The man known on his passport as Shawn Carter wrote a typically grand-standing hip-hop love letter to New York on his 2009 album The Blueprint 3, framing his rise to prominence as a journey from Brooklyn (where he was born in 1969) to Tribeca – the portion of Manhattan’s Lower West Side which is so glitzy that it has its own film festival (tribeca.com/festival). Of course, Brooklyn, the most populous of New York’s five boroughs, has rather changed in the last 45 years (and particularly the last 10) – and, in areas like DUMBO (Down Under Manhattan Bridge Overpass), can boast restaurants and bars every bit as chic as anything proffered by its island neighbour across the East River.


John Lennon and Yoko Ono in 1971 (Photo: Getty)

John Lennon – New York City

“Well we did the Staten Island Ferry, making movies for the telly; played The Fillmore and Apollo for freedom.”

Lennon released this fanmail to his new home in 1972, shortly after he had moved to New York. Effectively a sequel to the Beatles track The Ballad Of John and Yoko, it lists recent events in his life with second wife Yoko Ono. Harlem’s landmark Apollo Theater is, of course, still a fixture at 253 West 125th Street (001 212 531 5300; apollotheater.org) – but Fillmore East, a rock club which lit up the East Village between 1968 and 1971, is a thing of the past. Lennon performed there on June 6 1971, the month that it closed down.

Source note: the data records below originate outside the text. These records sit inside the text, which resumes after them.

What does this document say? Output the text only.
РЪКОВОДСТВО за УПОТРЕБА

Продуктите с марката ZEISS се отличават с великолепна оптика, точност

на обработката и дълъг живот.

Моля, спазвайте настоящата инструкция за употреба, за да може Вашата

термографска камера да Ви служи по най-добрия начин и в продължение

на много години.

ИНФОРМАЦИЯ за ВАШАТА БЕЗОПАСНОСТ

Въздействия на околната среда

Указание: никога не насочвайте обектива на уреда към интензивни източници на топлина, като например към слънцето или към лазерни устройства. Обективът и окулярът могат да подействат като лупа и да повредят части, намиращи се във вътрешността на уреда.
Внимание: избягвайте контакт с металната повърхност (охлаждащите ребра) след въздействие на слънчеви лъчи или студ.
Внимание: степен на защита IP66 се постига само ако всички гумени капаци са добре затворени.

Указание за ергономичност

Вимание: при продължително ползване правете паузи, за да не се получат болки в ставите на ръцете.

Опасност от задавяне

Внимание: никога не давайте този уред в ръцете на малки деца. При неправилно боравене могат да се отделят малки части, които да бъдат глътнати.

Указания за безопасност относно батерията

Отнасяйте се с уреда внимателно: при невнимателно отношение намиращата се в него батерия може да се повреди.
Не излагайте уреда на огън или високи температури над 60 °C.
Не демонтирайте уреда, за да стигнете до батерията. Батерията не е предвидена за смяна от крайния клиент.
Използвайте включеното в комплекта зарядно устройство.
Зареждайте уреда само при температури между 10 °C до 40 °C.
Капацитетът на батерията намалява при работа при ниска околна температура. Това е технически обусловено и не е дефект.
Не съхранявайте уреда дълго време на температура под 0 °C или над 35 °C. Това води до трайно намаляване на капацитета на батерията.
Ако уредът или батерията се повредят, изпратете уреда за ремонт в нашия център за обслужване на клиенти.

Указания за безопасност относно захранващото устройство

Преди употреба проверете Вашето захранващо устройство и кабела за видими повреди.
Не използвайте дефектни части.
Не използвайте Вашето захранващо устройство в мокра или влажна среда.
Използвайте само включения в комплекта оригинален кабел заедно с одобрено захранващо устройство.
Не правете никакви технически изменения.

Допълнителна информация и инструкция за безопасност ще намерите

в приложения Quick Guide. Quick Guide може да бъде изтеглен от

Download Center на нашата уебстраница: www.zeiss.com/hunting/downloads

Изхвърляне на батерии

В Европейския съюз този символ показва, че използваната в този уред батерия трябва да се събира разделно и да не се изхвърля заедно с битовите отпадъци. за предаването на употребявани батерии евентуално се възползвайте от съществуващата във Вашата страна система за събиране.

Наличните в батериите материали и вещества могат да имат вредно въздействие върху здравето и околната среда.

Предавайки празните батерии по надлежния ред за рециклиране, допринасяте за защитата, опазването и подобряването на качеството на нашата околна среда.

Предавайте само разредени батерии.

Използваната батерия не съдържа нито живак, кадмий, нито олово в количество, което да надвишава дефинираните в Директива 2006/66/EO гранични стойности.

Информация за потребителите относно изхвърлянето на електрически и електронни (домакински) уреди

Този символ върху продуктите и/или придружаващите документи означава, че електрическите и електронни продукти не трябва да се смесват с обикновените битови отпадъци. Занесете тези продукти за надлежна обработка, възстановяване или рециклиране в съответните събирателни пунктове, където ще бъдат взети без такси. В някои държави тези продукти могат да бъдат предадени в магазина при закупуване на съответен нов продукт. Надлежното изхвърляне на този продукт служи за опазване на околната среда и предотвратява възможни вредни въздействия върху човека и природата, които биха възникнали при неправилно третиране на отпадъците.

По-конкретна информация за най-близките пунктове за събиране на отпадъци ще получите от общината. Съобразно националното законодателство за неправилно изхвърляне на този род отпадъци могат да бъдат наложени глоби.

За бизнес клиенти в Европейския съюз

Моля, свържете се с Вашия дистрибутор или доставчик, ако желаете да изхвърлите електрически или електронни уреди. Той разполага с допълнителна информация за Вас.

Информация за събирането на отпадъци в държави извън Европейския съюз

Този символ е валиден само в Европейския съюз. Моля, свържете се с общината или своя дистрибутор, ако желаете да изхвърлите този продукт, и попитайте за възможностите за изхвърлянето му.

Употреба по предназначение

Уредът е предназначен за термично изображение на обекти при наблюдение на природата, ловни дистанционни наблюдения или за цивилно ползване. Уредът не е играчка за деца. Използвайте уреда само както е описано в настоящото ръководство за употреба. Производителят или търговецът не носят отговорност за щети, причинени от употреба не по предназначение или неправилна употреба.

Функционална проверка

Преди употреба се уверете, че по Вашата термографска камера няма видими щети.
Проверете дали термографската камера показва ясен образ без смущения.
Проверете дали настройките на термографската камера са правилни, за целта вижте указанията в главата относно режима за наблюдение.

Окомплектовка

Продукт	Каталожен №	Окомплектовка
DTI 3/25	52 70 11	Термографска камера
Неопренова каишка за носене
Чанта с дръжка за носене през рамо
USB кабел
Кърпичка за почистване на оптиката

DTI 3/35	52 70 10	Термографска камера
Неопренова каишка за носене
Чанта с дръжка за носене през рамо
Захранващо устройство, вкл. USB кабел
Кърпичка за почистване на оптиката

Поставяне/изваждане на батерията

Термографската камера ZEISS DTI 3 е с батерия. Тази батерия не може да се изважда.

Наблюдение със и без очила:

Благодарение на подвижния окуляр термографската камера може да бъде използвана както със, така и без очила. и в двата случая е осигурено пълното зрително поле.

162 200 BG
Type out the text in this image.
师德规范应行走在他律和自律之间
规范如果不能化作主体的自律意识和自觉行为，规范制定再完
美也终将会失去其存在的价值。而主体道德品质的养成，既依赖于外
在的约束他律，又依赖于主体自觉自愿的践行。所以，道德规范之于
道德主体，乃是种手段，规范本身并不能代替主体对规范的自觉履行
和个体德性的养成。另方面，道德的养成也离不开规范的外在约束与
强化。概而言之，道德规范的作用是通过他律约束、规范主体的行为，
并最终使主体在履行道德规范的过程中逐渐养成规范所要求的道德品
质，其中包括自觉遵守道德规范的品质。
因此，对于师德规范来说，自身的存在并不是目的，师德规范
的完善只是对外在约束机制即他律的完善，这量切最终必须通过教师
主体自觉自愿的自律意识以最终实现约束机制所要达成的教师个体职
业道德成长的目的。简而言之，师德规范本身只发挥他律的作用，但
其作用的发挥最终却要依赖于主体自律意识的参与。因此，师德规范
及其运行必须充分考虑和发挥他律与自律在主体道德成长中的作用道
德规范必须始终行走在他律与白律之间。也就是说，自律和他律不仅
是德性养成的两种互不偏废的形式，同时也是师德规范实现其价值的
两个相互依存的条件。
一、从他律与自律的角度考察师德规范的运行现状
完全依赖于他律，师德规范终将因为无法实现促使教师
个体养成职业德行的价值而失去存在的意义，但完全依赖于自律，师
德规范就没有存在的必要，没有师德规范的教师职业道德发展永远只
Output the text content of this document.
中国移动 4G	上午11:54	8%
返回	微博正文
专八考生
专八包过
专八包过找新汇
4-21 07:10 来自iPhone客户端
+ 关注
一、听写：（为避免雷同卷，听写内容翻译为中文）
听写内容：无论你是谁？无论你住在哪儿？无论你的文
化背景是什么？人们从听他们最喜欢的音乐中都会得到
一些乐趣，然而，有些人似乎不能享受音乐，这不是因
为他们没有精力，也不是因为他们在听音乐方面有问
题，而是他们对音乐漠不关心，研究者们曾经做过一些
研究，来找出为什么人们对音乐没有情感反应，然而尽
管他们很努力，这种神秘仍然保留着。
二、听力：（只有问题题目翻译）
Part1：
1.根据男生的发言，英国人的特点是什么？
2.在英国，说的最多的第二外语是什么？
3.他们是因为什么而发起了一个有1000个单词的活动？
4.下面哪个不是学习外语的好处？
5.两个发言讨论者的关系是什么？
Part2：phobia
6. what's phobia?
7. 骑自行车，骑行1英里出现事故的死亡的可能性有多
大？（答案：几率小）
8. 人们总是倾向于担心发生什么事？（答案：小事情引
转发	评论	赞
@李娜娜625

Bob Dylan – Positively 4th Street

This stand-alone single – released in September 1965, between Dylan’s two keynote albums Highway 61 Revisited and Blonde On Blonde – does not specifically pin its lyrics to New York, and the 4th Street in the title is never identified. But the song may well refer to the 4th Street which runs through Greenwich Village – the corner of Manhattan which was the heart of the folk scene from which Dylan emerged in the early Sixties. He first played in the city at (the now vanished) Gerde’s Folk City, at 11 West 4th Street, in 1961.